Enable the GPU Operator Dashboard

Prerequisites

  • Install Helm

  • OpenShift Container Platform 4.10+

Follow this guidance to provide GPU usage information in the cluster utilization screen in the OpenShift Container Platform web console.

Enable the NVIDIA GPU Operator usage information

  1. Add the helm repo:

    $ helm repo add rh-ecosystem-edge https://rh-ecosystem-edge.github.io/console-plugin-nvidia-gpu
    
  2. Update the repo:

    $ helm repo update
    
  3. Install the helm chart in the default NVIDIA GPU Operator namespace:

    $ helm install -n nvidia-gpu-operator console-plugin-nvidia-gpu rh-ecosystem-edge/console-plugin-nvidia-gpu
    
    NAME: console-plugin-nvidia-gpu
    LAST DEPLOYED: Thu Apr 14 09:35:36 2022
    NAMESPACE: nvidia-gpu-operator
    STATUS: deployed
    REVISION: 1
    NOTES:
    View the Console Plugin NVIDIA GPU deployed resources by running the following command:
    
    $ kubectl -n nvidia-gpu-operator get all -l app.kubernetes.io/name=console-plugin-nvidia-gpu
    
    Enable the plugin by running the following command:
    
    $ kubectl patch consoles.operator.openshift.io cluster --patch '[{"op": "add", "path": "/spec/plugins/-", "value": "console-plugin-nvidia-gpu" }]' --type=json
    
  4. View the deployed resources:

    $ oc -n nvidia-gpu-operator get all -l app.kubernetes.io/name=console-plugin-nvidia-gpu
    
  5. Verify the plugins field is specified:

    $ oc get consoles.operator.openshift.io cluster --output=jsonpath="{.spec.plugins}"
    
    1. If it is not specified, then run the following to enable the plugin:

      $ oc patch consoles.operator.openshift.io cluster --patch '{ "spec": { "plugins": ["console-plugin-nvidia-gpu"] } }' --type=merge
      
    2. If it is specified, then run the following to enable the plugin:

      $ oc patch consoles.operator.openshift.io cluster --patch '[{"op": "add", "path": "/spec/plugins/-", "value": "console-plugin-nvidia-gpu" }]' --type=json
      
  6. In the OpenShift Container Platform web console from the side menu, navigate to Home > Overview.
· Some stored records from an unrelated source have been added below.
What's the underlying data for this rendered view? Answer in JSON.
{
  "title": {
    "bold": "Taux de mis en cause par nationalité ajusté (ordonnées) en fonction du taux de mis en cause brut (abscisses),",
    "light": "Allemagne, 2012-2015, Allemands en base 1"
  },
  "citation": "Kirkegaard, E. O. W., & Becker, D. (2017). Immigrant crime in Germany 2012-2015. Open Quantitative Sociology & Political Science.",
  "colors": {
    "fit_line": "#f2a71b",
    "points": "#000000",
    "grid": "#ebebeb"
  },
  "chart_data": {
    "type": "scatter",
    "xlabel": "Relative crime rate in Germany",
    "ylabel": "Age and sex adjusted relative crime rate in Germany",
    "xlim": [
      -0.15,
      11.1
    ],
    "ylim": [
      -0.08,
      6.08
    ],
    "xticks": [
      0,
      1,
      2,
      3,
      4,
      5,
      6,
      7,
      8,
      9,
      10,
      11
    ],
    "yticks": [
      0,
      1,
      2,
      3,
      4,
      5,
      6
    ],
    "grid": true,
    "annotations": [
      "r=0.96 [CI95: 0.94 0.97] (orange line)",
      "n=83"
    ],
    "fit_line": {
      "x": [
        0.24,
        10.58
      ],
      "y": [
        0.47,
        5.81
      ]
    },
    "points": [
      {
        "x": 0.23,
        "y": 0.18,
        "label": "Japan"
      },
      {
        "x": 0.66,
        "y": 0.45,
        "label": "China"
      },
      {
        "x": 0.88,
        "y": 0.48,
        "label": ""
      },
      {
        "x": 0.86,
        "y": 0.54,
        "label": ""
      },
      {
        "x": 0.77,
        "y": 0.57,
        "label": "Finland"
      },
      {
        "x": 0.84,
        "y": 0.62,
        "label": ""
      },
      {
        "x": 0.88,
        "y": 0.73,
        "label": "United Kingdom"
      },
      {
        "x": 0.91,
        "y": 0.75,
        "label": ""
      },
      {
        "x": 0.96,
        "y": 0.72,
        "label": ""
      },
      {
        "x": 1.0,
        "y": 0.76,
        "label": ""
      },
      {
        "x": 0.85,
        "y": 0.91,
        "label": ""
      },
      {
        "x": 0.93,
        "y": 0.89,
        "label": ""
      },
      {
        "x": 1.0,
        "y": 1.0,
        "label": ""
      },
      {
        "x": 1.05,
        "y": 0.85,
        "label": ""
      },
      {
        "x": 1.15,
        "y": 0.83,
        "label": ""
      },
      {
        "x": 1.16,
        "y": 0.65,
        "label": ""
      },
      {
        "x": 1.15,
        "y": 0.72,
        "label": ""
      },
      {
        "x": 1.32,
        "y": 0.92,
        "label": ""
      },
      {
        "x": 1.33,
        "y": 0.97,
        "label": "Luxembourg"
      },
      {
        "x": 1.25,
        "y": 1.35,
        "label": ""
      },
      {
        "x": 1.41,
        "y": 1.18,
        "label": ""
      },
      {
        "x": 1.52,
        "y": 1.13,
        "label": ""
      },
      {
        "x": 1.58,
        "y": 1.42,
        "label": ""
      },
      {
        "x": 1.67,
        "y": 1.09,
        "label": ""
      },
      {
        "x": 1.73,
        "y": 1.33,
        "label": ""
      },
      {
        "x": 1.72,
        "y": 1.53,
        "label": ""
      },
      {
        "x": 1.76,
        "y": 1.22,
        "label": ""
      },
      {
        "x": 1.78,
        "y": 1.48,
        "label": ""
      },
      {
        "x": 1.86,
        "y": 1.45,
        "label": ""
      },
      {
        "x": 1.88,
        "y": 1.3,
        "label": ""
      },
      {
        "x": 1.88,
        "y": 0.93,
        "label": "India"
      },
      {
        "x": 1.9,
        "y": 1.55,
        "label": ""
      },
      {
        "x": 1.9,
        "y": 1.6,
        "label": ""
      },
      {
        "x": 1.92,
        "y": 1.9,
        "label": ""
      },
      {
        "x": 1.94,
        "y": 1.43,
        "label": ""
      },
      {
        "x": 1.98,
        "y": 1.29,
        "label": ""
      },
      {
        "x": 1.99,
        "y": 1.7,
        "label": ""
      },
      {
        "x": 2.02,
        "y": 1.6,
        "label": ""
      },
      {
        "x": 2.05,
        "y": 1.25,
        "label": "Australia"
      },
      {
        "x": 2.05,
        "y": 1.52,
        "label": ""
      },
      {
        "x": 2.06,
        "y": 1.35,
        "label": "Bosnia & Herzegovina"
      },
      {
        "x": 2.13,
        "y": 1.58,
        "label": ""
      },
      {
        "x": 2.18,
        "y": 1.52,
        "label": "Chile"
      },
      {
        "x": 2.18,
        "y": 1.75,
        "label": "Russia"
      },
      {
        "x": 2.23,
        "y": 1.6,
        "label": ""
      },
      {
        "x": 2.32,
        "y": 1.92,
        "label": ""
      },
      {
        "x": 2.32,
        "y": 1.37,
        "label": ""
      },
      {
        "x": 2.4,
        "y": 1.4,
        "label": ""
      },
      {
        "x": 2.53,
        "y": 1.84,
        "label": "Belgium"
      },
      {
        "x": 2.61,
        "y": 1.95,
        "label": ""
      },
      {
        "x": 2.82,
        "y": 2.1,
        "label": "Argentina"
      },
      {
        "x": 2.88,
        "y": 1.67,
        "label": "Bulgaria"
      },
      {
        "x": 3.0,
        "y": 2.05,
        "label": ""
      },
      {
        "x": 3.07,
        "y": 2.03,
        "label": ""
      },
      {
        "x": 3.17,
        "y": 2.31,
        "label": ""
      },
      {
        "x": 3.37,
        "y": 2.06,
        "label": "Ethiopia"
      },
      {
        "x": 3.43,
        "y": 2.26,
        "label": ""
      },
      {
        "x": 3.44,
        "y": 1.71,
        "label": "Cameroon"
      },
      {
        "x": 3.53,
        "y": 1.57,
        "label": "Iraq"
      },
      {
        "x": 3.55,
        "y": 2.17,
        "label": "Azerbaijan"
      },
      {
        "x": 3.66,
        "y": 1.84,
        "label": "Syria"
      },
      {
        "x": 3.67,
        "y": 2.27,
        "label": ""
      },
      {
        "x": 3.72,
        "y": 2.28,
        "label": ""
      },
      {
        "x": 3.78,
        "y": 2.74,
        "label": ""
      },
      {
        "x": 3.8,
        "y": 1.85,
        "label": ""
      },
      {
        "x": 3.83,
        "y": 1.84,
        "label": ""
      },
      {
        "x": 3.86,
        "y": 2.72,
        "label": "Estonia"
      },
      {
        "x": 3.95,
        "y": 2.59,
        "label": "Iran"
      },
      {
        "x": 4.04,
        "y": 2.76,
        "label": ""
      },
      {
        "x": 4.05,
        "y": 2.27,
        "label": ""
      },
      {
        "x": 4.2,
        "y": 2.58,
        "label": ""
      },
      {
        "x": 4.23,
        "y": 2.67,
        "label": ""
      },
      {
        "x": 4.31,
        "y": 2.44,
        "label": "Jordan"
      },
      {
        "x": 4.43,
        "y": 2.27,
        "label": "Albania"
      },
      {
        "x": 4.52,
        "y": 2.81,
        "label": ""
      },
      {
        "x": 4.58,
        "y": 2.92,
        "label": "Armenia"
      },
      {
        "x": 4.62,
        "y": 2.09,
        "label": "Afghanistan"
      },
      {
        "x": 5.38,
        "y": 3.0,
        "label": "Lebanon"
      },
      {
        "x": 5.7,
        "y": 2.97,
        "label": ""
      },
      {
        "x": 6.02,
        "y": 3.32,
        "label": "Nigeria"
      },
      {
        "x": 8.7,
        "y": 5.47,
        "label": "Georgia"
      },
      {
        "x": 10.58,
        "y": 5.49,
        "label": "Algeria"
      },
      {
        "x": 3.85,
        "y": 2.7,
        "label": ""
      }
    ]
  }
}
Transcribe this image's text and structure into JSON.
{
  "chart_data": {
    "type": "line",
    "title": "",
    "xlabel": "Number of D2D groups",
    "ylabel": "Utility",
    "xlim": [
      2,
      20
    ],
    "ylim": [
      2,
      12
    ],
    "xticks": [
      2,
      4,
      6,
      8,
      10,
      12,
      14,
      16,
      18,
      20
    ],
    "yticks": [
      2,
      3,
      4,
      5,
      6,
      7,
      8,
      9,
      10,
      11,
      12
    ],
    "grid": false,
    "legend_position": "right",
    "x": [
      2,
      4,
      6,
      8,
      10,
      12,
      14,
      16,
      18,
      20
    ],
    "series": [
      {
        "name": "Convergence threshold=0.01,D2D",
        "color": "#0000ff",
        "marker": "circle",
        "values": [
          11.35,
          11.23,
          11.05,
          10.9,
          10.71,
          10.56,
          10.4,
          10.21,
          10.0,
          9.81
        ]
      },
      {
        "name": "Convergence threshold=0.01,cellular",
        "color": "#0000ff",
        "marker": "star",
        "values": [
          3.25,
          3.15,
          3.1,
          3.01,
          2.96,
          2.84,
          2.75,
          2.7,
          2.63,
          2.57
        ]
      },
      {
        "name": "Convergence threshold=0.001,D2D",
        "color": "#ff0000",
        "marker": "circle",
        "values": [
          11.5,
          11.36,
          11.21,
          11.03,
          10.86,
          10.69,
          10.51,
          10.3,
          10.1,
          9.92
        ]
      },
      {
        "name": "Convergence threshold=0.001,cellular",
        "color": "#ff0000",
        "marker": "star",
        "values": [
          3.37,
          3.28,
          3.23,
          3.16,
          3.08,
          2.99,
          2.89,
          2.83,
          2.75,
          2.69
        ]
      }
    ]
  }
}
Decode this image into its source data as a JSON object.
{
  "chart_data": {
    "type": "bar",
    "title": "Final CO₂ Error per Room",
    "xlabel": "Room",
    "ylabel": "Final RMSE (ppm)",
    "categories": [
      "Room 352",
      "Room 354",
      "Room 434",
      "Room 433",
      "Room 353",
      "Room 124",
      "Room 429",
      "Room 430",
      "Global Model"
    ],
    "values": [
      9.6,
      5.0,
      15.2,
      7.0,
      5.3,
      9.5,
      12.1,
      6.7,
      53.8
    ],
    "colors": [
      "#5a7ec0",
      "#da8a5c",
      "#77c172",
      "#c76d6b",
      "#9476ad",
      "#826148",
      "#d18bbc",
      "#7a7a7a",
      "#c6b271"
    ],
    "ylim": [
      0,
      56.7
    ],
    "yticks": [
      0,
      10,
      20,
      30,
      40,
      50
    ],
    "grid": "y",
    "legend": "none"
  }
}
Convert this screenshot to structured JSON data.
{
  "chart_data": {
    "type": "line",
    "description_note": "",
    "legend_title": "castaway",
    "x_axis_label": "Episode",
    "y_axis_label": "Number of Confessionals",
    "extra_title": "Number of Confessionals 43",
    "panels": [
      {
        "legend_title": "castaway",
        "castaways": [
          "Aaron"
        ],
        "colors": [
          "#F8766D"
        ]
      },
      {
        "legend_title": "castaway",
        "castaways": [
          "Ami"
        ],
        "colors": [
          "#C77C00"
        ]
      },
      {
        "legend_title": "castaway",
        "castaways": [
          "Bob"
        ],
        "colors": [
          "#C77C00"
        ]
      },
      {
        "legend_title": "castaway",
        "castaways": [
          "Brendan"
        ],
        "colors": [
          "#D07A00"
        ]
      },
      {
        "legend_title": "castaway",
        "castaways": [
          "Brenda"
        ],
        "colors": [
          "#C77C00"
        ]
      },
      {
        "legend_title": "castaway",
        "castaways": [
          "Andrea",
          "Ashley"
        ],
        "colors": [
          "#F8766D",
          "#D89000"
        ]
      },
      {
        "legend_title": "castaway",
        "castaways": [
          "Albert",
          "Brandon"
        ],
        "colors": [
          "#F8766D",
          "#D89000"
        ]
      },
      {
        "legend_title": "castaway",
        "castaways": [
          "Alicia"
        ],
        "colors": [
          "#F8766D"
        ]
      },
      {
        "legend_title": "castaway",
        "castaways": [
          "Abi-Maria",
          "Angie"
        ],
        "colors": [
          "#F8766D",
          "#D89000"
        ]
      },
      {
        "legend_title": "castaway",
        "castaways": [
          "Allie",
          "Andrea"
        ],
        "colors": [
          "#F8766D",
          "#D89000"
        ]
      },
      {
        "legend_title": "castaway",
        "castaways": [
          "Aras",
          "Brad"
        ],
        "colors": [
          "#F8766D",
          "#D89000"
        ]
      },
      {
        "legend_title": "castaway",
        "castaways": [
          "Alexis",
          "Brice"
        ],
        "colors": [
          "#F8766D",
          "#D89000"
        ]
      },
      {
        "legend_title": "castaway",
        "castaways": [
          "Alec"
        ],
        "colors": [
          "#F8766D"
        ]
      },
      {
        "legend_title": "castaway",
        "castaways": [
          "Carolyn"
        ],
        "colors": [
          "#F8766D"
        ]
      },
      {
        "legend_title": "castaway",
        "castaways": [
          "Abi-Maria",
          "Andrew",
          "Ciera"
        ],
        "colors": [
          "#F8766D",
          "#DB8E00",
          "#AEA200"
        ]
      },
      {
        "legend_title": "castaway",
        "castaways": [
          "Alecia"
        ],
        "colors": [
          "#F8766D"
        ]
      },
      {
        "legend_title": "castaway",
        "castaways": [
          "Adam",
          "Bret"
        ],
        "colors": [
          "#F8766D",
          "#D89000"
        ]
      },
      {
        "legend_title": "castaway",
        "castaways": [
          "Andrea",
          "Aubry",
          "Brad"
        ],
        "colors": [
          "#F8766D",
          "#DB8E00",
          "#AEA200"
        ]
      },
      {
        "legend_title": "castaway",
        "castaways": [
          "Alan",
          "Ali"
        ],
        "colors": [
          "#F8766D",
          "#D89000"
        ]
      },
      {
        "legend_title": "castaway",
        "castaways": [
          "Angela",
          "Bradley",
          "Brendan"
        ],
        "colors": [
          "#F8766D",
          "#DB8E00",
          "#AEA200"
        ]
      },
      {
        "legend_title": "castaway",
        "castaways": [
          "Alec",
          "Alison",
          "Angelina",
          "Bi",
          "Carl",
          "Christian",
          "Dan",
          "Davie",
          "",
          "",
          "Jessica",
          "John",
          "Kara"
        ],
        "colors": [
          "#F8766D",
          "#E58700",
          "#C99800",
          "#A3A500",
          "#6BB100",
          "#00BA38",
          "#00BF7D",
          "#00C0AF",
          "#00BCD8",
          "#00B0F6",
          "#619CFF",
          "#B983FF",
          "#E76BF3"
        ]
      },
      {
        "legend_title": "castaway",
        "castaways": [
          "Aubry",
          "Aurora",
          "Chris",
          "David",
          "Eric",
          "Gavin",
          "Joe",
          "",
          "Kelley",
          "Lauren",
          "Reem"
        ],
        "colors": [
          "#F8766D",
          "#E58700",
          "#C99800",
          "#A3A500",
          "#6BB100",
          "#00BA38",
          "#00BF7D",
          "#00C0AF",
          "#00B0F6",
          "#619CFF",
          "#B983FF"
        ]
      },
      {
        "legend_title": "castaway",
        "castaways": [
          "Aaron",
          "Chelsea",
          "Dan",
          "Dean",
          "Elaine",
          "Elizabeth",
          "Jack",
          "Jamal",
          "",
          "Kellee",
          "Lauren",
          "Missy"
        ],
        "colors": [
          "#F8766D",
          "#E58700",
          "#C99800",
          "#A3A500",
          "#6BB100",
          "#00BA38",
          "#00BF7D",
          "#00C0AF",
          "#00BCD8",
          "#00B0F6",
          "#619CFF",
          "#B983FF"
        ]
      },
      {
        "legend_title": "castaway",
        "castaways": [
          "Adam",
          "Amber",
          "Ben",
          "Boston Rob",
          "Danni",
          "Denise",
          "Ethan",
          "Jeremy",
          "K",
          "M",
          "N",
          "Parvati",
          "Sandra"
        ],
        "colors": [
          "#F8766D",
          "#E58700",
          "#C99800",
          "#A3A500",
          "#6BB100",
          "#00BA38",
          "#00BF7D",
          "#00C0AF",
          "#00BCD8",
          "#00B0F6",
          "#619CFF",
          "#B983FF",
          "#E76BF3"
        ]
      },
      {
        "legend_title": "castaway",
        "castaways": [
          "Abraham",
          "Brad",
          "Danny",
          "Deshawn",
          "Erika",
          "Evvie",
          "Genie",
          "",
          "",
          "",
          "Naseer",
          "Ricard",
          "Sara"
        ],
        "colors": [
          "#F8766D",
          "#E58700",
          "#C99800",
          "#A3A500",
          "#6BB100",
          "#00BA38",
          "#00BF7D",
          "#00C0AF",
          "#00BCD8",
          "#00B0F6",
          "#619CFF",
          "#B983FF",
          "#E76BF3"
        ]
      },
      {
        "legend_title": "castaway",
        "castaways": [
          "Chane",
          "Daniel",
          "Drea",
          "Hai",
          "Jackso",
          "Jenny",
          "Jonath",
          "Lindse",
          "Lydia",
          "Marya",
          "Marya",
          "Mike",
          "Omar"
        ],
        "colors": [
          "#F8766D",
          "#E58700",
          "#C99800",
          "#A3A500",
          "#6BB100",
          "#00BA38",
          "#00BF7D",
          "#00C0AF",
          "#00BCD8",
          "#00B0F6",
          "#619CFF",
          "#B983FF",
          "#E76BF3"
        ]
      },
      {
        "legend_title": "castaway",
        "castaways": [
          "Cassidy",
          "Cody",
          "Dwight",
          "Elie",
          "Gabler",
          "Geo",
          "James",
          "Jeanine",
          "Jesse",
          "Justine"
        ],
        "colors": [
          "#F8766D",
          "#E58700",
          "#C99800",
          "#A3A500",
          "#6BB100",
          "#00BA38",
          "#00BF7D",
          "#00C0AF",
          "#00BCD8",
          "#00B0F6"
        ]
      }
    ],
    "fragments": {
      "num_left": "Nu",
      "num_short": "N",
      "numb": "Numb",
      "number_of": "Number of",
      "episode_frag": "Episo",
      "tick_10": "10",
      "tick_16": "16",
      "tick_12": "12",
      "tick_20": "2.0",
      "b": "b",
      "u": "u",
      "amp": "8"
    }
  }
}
    The Cluster utilization window now displays the GPU related graphs.

    ../../../../_images/gpu_overview_dashboard2.png

The NVIDIA GPU Operator dashboards

The following table provides a brief description of the displayed dashboards.

Dashboard

Description

GPU

Number of available GPUs.

GPU Power Usage

Power usage in watts for each GPU.

GPU Encoder/Decoder

Percentage of GPU workload dedicated to video encoding and decoding.